Individual beliefs drive pain behaviour [20, 67, 70] and unhelpful beliefs have a significant and negative association with consumer outcomes [71]. Therefore, targeted strategies aimed at optimising consumers’ helpful beliefs related to the effective management of CLBP are critical in order to improve acceptance and implementation of active management strategies into their lifestyle. At a population level, mass media campaigns may be useful [72], while at the individual level, providing simple, evidence-based, consumer-centred information while discussing access options and priorities with individual patients is important [68].

A strong theme to emerge in our study was the difficulty consumers experienced in applying the principles of pacing into their everyday lives. While pacing to avoid the ‘boom-bust’ cycle is advocated clinically [73], implementation remains challenging for consumers, reportedly because of competing work and lifestyle demands. In our study, data suggest that pacing may not be readily accepted unless it can be more therapeutically integrated into existing lifestyles [68]. Further, to improve function through graded activity exposure unless pacing is adopted in a time-contingent, rather than pain-contingent manner, the effects may be provocative, reinforce unhelpful behaviours including activity avoidance, and contribute to greater disability [74]. These context-driven and definition-specific aspects of pacing activity may account for the inconsistency in evidence related to the efficacy of pacing [75]. Factors may also include the priority allocated to the task over competing activities of daily living.

Strengths and limitations

The strength of this study lies in its qualitative approach. Recent studies have highlighted the advantages of qualitative methods for capturing detailed information in health research [20, 76]. This format allows patients to speak in their own voice and identify the barriers to accessing information and services and implementing effective self-management behaviours for CLBP without conforming to categories and terms imposed on them by others. These data relate specifically to the availability of health information and services in WA, and therefore should be interpreted in that context. Further, we acknowledge that participants in this study self-selected to attend the education forums and this may present an element of responder bias, since more motivated consumers may have attended. Consequently, we are unable to speculate on the self-management behaviours of consumers in rural sites who are potentially less motivated to attend educational forums. While the sites where data were collected differ in geography and population size, similar themes emerged by site during the analysis. However, the themes identified in this research are by no means all encompassing. As with all qualitative research, there is only an ability to represent reality rather than present the ultimate truth [77]. It may be important in future studies to purposively sample based on sociodemographic characteristics and geography in order to enable comparisons between different rural settings. Further, it may be important to understand in more detail the specific barriers experienced by rural consumers in adopting positive behaviour change to manage CLBP.

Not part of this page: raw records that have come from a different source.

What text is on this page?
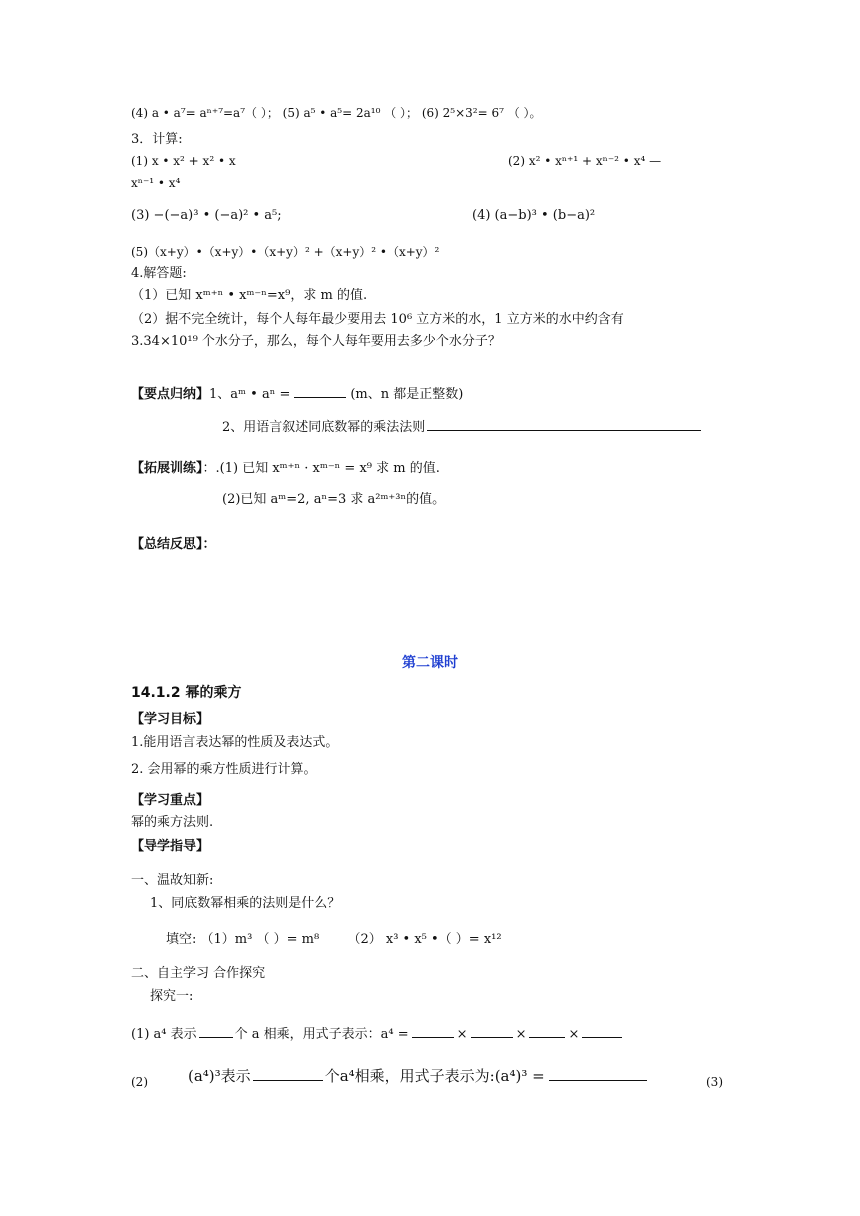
(4) a • a⁷= aⁿ⁺⁷=a⁷（ ）； (5) a⁵ • a⁵= 2a¹⁰ （ ）； (6) 2⁵×3²= 6⁷ （ ）。
3．计算:
(1) x • x² + x² • x	(2) x² • xⁿ⁺¹ + xⁿ⁻² • x⁴ —
xⁿ⁻¹ • x⁴
(3) −(−a)³ • (−a)² • a⁵;	(4) (a−b)³ • (b−a)²
(5)（x+y）•（x+y）•（x+y）² +（x+y）² •（x+y）²
4.解答题:
（1）已知 xᵐ⁺ⁿ • xᵐ⁻ⁿ=x⁹，求 m 的值.
（2）据不完全统计，每个人每年最少要用去 10⁶ 立方米的水，1 立方米的水中约含有
3.34×10¹⁹ 个水分子，那么，每个人每年要用去多少个水分子？
【要点归纳】1、aᵐ • aⁿ =	(m、n 都是正整数)
2、用语言叙述同底数幂的乘法法则
【拓展训练】：.(1) 已知 xᵐ⁺ⁿ · xᵐ⁻ⁿ = x⁹ 求 m 的值.
(2)已知 aᵐ=2, aⁿ=3 求 a²ᵐ⁺³ⁿ的值。
【总结反思】：
第二课时
14.1.2 幂的乘方
【学习目标】
1.能用语言表达幂的性质及表达式。
2. 会用幂的乘方性质进行计算。
【学习重点】
幂的乘方法则.
【导学指导】
一、温故知新:
1、同底数幂相乘的法则是什么？
填空: （1）m³ （ ）= m⁸ （2） x³ • x⁵ •（ ）= x¹²
二、自主学习 合作探究
探究一:
(1) a⁴ 表示	个 a 相乘，用式子表示：a⁴ =	×	×	×
(2)	(a⁴)³表示	个a⁴相乘，用式子表示为:(a⁴)³ =	(3)
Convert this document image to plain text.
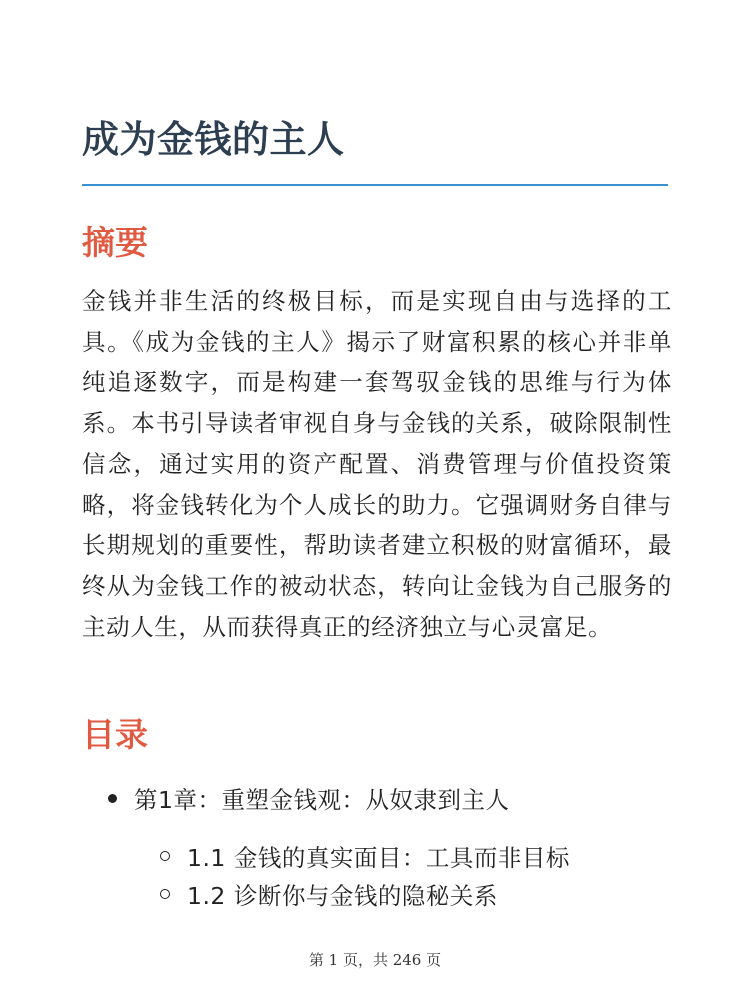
成为金钱的主人
摘要

金钱并非生活的终极目标，而是实现自由与选择的工具。《成为金钱的主人》揭示了财富积累的核心并非单纯追逐数字，而是构建一套驾驭金钱的思维与行为体系。本书引导读者审视自身与金钱的关系，破除限制性信念，通过实用的资产配置、消费管理与价值投资策略，将金钱转化为个人成长的助力。它强调财务自律与长期规划的重要性，帮助读者建立积极的财富循环，最终从为金钱工作的被动状态，转向让金钱为自己服务的主动人生，从而获得真正的经济独立与心灵富足。

目录
第1章：重塑金钱观：从奴隶到主人
1.1 金钱的真实面目：工具而非目标
1.2 诊断你与金钱的隐秘关系
第 1 页，共 246 页
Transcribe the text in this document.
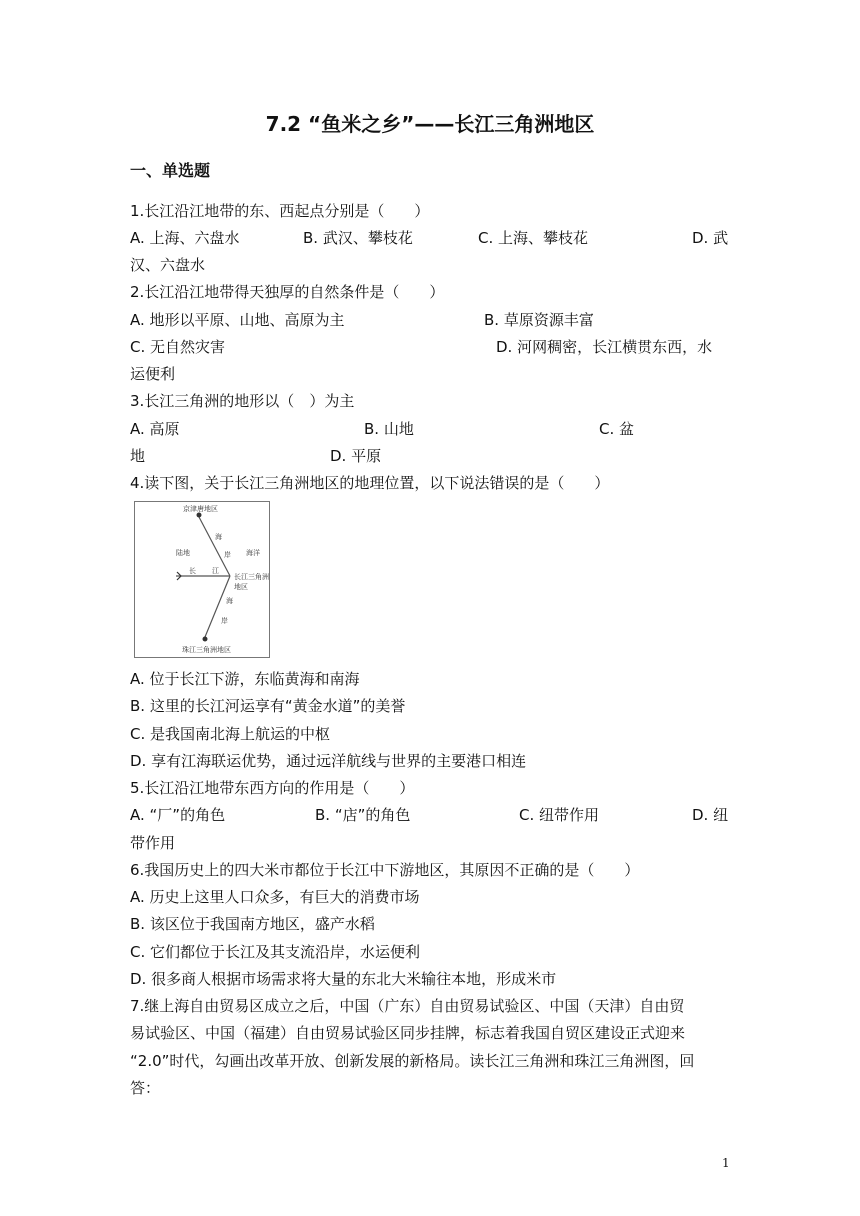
7.2 “鱼米之乡”——长江三角洲地区
一、单选题
1.长江沿江地带的东、西起点分别是（　　）
A. 上海、六盘水	B. 武汉、攀枝花	C. 上海、攀枝花	D. 武
汉、六盘水
2.长江沿江地带得天独厚的自然条件是（　　）
A. 地形以平原、山地、高原为主	B. 草原资源丰富
C. 无自然灾害	D. 河网稠密，长江横贯东西，水
运便利
3.长江三角洲的地形以（　）为主
A. 高原	B. 山地	C. 盆
地	D. 平原
4.读下图，关于长江三角洲地区的地理位置，以下说法错误的是（　　）
京津唐地区
珠江三角洲地区
陆地	海洋
长 江
长江三角洲
地区
海
岸
海
岸
A. 位于长江下游，东临黄海和南海
B. 这里的长江河运享有“黄金水道”的美誉
C. 是我国南北海上航运的中枢
D. 享有江海联运优势，通过远洋航线与世界的主要港口相连
5.长江沿江地带东西方向的作用是（　　）
A. “厂”的角色	B. “店”的角色	C. 纽带作用	D. 纽
带作用
6.我国历史上的四大米市都位于长江中下游地区，其原因不正确的是（　　）
A. 历史上这里人口众多，有巨大的消费市场
B. 该区位于我国南方地区，盛产水稻
C. 它们都位于长江及其支流沿岸，水运便利
D. 很多商人根据市场需求将大量的东北大米输往本地，形成米市
7.继上海自由贸易区成立之后，中国（广东）自由贸易试验区、中国（天津）自由贸
易试验区、中国（福建）自由贸易试验区同步挂牌，标志着我国自贸区建设正式迎来
“2.0”时代，勾画出改革开放、创新发展的新格局。读长江三角洲和珠江三角洲图，回
答：
1
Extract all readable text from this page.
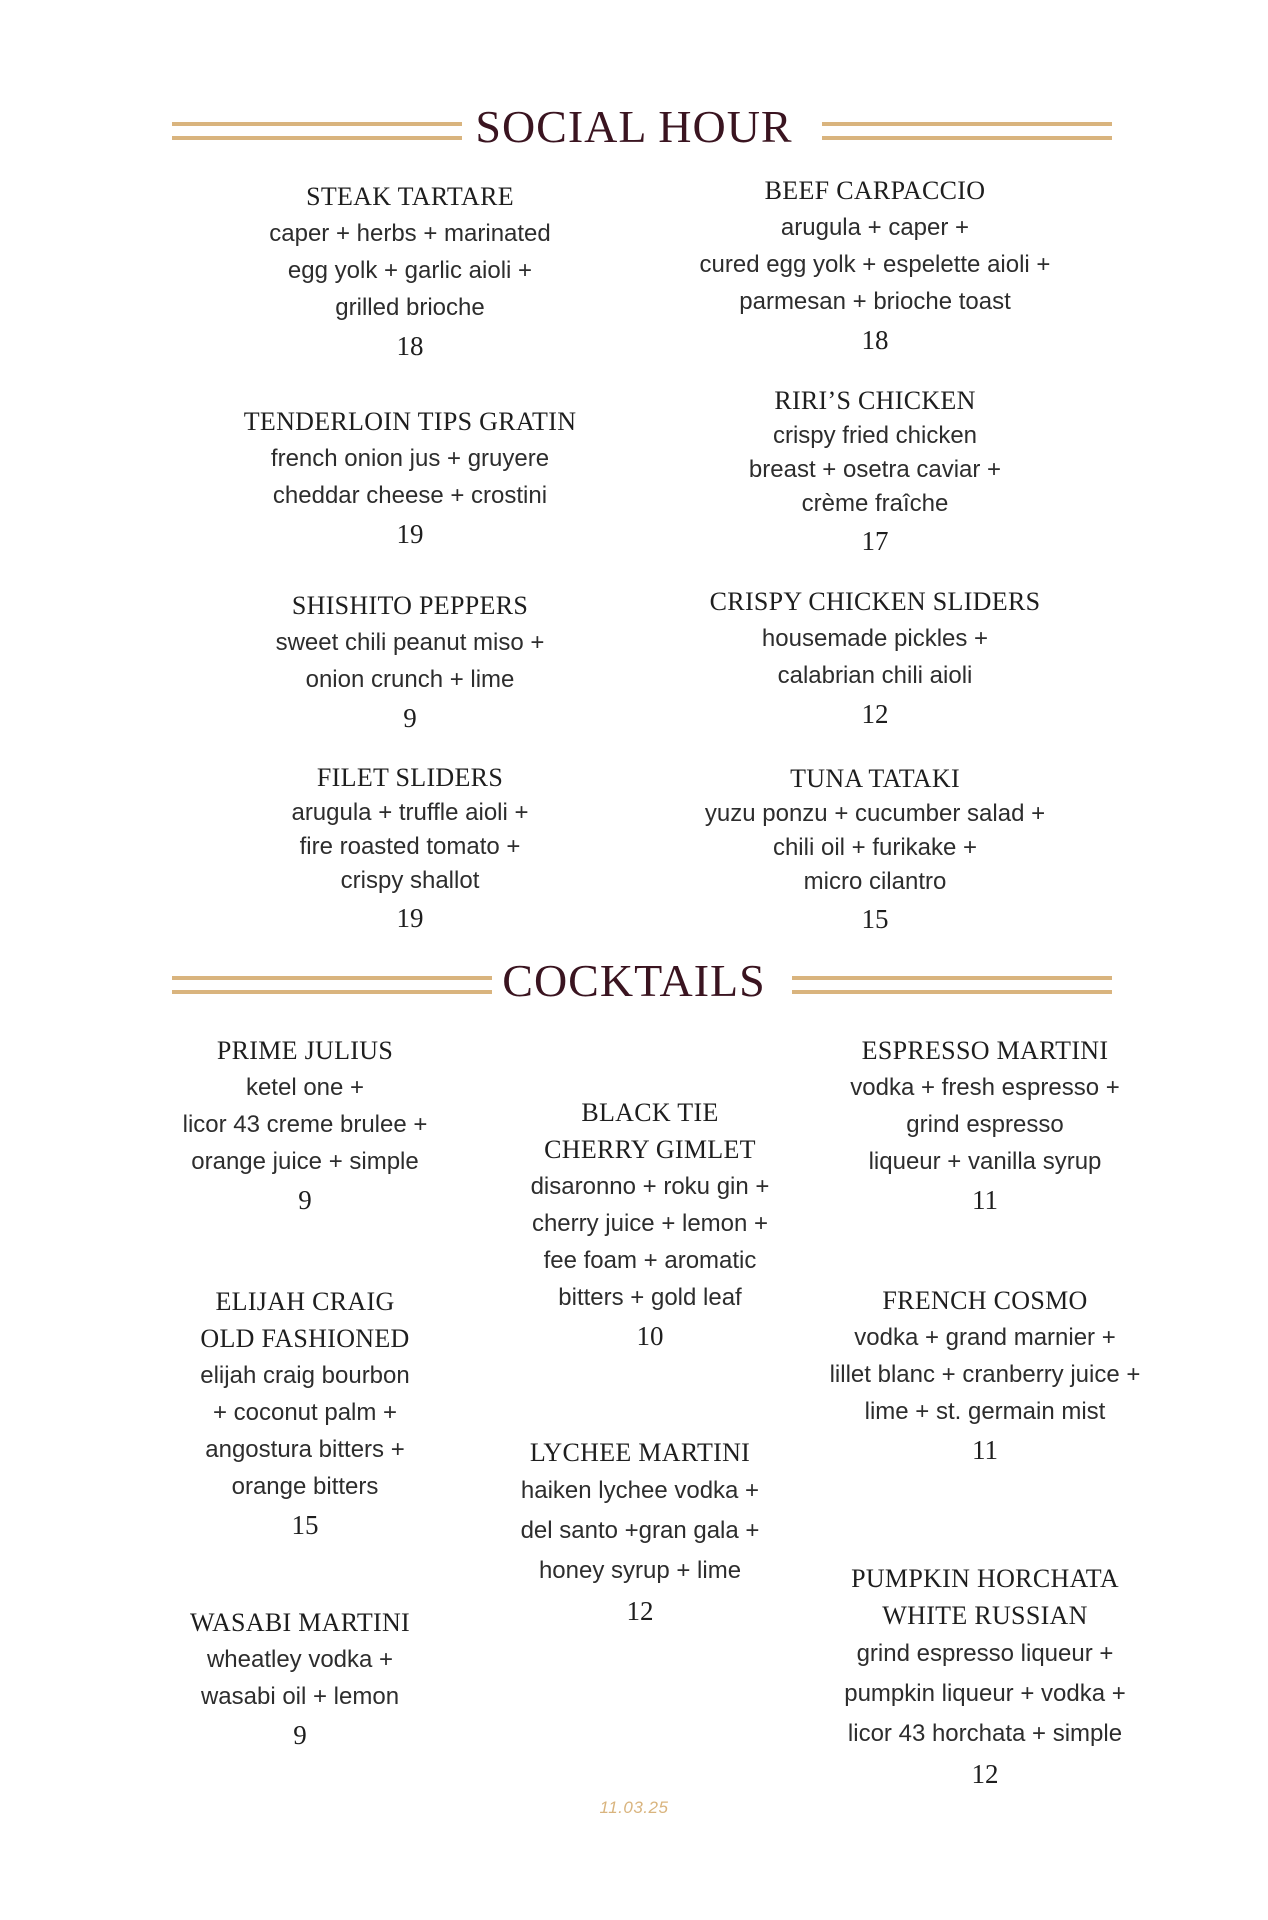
SOCIAL HOUR
STEAK TARTARE
caper + herbs + marinated
egg yolk + garlic aioli +
grilled brioche
18
BEEF CARPACCIO
arugula + caper +
cured egg yolk + espelette aioli +
parmesan + brioche toast
18
TENDERLOIN TIPS GRATIN
french onion jus + gruyere
cheddar cheese + crostini
19
RIRI’S CHICKEN
crispy fried chicken
breast + osetra caviar +
crème fraîche
17
SHISHITO PEPPERS
sweet chili peanut miso +
onion crunch + lime
9
CRISPY CHICKEN SLIDERS
housemade pickles +
calabrian chili aioli
12
FILET SLIDERS
arugula + truffle aioli +
fire roasted tomato +
crispy shallot
19
TUNA TATAKI
yuzu ponzu + cucumber salad +
chili oil + furikake +
micro cilantro
15
COCKTAILS
PRIME JULIUS
ketel one +
licor 43 creme brulee +
orange juice + simple
9
BLACK TIE
CHERRY GIMLET
disaronno + roku gin +
cherry juice + lemon +
fee foam + aromatic
bitters + gold leaf
10
ESPRESSO MARTINI
vodka + fresh espresso +
grind espresso
liqueur + vanilla syrup
11
ELIJAH CRAIG
OLD FASHIONED
elijah craig bourbon
+ coconut palm +
angostura bitters +
orange bitters
15
LYCHEE MARTINI
haiken lychee vodka +
del santo +gran gala +
honey syrup + lime
12
FRENCH COSMO
vodka + grand marnier +
lillet blanc + cranberry juice +
lime + st. germain mist
11
WASABI MARTINI
wheatley vodka +
wasabi oil + lemon
9
PUMPKIN HORCHATA
WHITE RUSSIAN
grind espresso liqueur +
pumpkin liqueur + vodka +
licor 43 horchata + simple
12
11.03.25
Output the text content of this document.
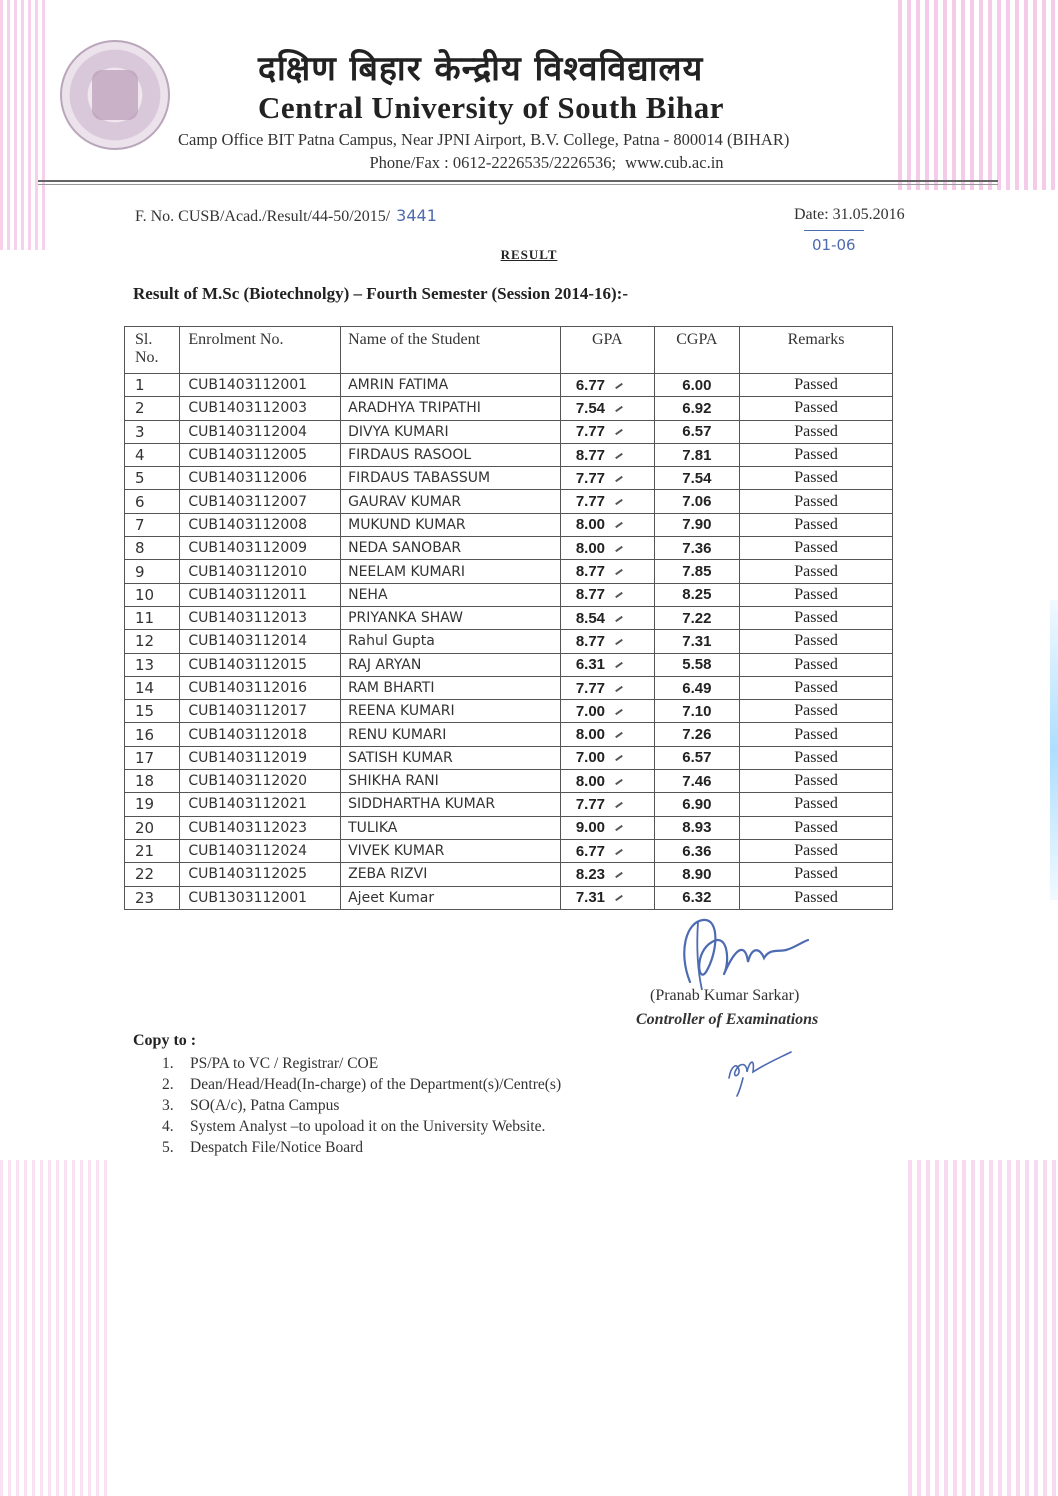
दक्षिण बिहार केन्द्रीय विश्वविद्यालय
Central University of South Bihar
Camp Office BIT Patna Campus, Near JPNI Airport, B.V. College, Patna - 800014 (BIHAR)
Phone/Fax : 0612-2226535/2226536; www.cub.ac.in
F. No. CUSB/Acad./Result/44-50/2015/ 3441	Date: 31.05.2016
01-06
RESULT
Result of M.Sc (Biotechnolgy) – Fourth Semester (Session 2014-16):-
Sl. No.	Enrolment No.	Name of the Student	GPA	CGPA	Remarks
1	CUB1403112001	AMRIN FATIMA	6.77	6.00	Passed
2	CUB1403112003	ARADHYA TRIPATHI	7.54	6.92	Passed
3	CUB1403112004	DIVYA KUMARI	7.77	6.57	Passed
4	CUB1403112005	FIRDAUS RASOOL	8.77	7.81	Passed
5	CUB1403112006	FIRDAUS TABASSUM	7.77	7.54	Passed
6	CUB1403112007	GAURAV KUMAR	7.77	7.06	Passed
7	CUB1403112008	MUKUND KUMAR	8.00	7.90	Passed
8	CUB1403112009	NEDA SANOBAR	8.00	7.36	Passed
9	CUB1403112010	NEELAM KUMARI	8.77	7.85	Passed
10	CUB1403112011	NEHA	8.77	8.25	Passed
11	CUB1403112013	PRIYANKA SHAW	8.54	7.22	Passed
12	CUB1403112014	Rahul Gupta	8.77	7.31	Passed
13	CUB1403112015	RAJ ARYAN	6.31	5.58	Passed
14	CUB1403112016	RAM BHARTI	7.77	6.49	Passed
15	CUB1403112017	REENA KUMARI	7.00	7.10	Passed
16	CUB1403112018	RENU KUMARI	8.00	7.26	Passed
17	CUB1403112019	SATISH KUMAR	7.00	6.57	Passed
18	CUB1403112020	SHIKHA RANI	8.00	7.46	Passed
19	CUB1403112021	SIDDHARTHA KUMAR	7.77	6.90	Passed
20	CUB1403112023	TULIKA	9.00	8.93	Passed
21	CUB1403112024	VIVEK KUMAR	6.77	6.36	Passed
22	CUB1403112025	ZEBA RIZVI	8.23	8.90	Passed
23	CUB1303112001	Ajeet Kumar	7.31	6.32	Passed
(Pranab Kumar Sarkar)
Controller of Examinations
Copy to :
1. PS/PA to VC / Registrar/ COE
2. Dean/Head/Head(In-charge) of the Department(s)/Centre(s)
3. SO(A/c), Patna Campus
4. System Analyst –to upoload it on the University Website.
5. Despatch File/Notice Board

Consumers in rural WA experienced barriers in accessing information and services, particularly specialist and interdisciplinary services, for CLBP and implementing self-management practices into everyday life. Consumer expectations for improved health service coordination and improved workforce capacity are relevant to future service planning, particularly in the contexts of workforce capacity, community health services, and enablers to effective service delivery in primary care.